Observando a questão da aderência, o Pix
foi um sucesso absoluto e é um dos melhores casos de adoção voluntária de um
“produto” financeiro no mundo. Em um ano de funcionamento, nove a cada 10
transferências já são feitas pelo sistema e 105 milhões de pessoas, ou seja,
mais da metade da população brasileira, já usou. Num primeiro momento,
quase todas as transações no sistema eram feitas de pessoa para pessoa,
mas agora 16% já são de pagamentos a empresas. O produto está melhorando muito
e logo será possível ainda pedir troco, fazer saques e pagar parcelado. A
consequência dessas mudanças e da grande aceitação está também no
impulsionamento da concorrência. Se antes, os grandes bancos sempre tiveram
vantagens muito expressivas em suas redes de meios de pagamentos, hoje elas
perdem importância quando existe uma alternativa mais rápida, confortável,
barata e segura e, principalmente, que qualquer banco de médio e pequeno porte
podem oferecer.
Dentro deste cenário de mudanças no
último ano, a pandemia também foi fator determinante para a concorrência
financeira e não só no Brasil, mas especialmente aqui. Os grandes bancos
brasileiros tiveram historicamente redes de distribuição e atendimento
gigantescas, em consonância com o tamanho do país. Há 20 anos, teria sido
impossível para um banco sem agências capturar clientes. Mas a tecnologia foi
desenvolvida e algumas pessoas, que chamamos de early adopters (primeiros a adotar), começaram
a migrar para os canais digitais dos grandes bancos, e depois para Fintechs e
Neobanks. A pandemia gerou um problema logístico que fez com que a parcela que
não confiava, gostava e/ou entendia os canais digitais foi obrigada a os
adotar. Essa mudança forçada acabou acelerando o processo de
digitalização, o que equaliza hoje o poder de um banco com 5 mil agências
com um que não possui nenhuma e está apenas no ambiente digital.
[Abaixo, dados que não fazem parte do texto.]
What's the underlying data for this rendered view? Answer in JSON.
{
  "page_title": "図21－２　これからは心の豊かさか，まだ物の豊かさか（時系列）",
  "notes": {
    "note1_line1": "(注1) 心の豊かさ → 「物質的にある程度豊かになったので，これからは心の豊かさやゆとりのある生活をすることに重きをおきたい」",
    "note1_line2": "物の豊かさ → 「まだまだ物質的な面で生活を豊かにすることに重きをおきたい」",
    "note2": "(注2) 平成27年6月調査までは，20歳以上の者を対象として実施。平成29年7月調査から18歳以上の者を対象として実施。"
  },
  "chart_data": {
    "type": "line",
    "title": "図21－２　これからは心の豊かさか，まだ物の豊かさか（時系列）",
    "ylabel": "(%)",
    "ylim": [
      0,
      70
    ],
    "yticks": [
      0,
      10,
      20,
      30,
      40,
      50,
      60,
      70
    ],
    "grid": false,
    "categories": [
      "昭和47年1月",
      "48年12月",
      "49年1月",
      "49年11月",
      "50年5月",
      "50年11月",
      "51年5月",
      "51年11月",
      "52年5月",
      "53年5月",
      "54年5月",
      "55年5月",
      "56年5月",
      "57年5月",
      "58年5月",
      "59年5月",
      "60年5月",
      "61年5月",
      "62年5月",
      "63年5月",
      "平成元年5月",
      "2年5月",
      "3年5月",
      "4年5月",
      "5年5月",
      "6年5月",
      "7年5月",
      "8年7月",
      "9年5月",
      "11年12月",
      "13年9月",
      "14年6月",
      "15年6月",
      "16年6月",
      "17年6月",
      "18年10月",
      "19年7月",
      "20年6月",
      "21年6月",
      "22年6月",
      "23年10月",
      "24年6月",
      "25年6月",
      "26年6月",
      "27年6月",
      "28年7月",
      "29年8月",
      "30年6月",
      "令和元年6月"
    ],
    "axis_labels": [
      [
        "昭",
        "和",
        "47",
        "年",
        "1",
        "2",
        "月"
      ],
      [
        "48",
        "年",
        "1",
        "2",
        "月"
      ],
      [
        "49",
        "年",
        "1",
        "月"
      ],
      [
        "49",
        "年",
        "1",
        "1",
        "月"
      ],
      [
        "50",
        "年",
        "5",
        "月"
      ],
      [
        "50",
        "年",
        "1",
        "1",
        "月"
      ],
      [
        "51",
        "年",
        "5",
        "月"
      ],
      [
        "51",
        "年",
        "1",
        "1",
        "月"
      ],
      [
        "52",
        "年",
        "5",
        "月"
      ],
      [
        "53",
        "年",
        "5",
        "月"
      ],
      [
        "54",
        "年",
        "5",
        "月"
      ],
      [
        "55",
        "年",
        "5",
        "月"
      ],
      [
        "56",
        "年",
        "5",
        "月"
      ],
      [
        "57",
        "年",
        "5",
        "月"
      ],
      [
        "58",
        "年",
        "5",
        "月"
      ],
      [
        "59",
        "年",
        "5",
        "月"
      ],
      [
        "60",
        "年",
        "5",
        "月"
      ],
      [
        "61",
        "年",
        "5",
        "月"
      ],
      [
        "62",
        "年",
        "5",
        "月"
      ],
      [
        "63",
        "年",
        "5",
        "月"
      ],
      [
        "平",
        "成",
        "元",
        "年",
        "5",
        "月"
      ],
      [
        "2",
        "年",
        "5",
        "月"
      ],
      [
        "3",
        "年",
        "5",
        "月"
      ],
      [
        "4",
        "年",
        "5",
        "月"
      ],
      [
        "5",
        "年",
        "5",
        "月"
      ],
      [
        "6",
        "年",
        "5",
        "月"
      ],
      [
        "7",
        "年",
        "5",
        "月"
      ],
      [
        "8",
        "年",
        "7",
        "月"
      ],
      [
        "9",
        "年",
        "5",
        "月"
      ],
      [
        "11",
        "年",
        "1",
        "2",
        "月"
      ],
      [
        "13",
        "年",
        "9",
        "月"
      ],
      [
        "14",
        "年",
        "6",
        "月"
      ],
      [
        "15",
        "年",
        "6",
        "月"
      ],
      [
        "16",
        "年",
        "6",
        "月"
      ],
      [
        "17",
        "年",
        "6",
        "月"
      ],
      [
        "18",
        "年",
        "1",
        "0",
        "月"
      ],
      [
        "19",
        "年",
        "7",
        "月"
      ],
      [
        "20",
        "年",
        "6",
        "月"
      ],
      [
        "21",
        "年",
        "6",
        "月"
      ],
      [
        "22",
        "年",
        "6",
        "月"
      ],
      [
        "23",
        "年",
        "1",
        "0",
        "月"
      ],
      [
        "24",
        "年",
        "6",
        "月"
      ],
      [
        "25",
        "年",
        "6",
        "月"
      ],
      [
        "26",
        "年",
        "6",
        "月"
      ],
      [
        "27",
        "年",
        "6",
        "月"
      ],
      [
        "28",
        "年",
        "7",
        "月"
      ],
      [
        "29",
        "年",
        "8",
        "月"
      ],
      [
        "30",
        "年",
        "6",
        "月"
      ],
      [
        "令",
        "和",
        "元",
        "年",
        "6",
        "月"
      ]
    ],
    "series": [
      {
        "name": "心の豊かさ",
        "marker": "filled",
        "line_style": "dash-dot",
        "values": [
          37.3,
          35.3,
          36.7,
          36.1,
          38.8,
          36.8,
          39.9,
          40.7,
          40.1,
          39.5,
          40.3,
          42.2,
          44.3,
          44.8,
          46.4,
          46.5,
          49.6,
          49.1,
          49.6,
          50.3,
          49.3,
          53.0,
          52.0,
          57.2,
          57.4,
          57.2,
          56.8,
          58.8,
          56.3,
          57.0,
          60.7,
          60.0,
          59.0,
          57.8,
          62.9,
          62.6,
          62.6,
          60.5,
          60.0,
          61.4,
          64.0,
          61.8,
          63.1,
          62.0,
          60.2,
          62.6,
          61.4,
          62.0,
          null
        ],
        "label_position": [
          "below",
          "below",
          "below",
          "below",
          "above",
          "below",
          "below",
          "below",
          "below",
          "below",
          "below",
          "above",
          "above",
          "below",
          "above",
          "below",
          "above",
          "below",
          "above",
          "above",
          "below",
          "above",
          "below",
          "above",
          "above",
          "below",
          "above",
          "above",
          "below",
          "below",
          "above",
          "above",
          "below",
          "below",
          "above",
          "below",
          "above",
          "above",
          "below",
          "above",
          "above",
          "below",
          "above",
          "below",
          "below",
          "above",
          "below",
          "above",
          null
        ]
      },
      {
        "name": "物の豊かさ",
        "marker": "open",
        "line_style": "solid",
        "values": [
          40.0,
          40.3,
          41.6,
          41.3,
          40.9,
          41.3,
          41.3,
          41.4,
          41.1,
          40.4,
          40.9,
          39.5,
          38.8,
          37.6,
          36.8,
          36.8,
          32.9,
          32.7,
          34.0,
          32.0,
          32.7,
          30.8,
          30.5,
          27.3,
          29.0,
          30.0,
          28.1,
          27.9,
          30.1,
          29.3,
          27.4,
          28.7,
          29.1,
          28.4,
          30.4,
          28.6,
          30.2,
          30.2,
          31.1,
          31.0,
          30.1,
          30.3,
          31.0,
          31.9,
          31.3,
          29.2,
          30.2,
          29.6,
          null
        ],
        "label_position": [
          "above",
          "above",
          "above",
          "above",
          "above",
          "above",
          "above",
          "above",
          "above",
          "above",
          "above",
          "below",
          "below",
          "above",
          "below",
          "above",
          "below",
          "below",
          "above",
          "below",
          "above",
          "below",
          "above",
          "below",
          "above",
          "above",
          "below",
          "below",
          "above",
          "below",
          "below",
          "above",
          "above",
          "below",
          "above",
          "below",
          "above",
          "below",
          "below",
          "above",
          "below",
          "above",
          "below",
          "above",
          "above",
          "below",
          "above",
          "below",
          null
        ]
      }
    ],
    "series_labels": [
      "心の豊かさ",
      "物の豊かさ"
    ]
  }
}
Ainda sobre concorrência, não podemos
deixar de citar outros exemplos que estão impactando o mercado e ainda terão
uma parcela grande nas futuras mudanças dentro do setor financeiro. Os Neobanks
possuem recursos enormes para concorrer com os grandes bancos, podendo investir
muito mais em publicidade e desenvolvimento tecnológico. Isso porque eles não
se importam com o lucro na mesma medida que os bancos tradicionais. Os
investidores dos grandes bancos exigem rentabilidade, é claro, mas os investidores
dos neobanks querem crescimento de market
share, qualidade de atendimento, etc. Ou seja, permitem que eles
possam baixar os preços a níveis que os concorrentes diretos não podem
acompanhar.
Com tantos eventos e acontecimentos
neste ano que passou, a mudança em geral está sendo possível graças à parcela
de responsabilidade de cada uma delas, seja Pix, Pandemia, Open Banking e
Neobanks. O fato é que todos incentivam um mercado mais competitivo, o que
desempenha um papel fundamental para a economia do País.
*Julián Colombo é economista com mais de 20 anos de carreira em banco, também é co-fundador e CEO da N5, empresa de software dedicada à transformação digital no setor financeiro.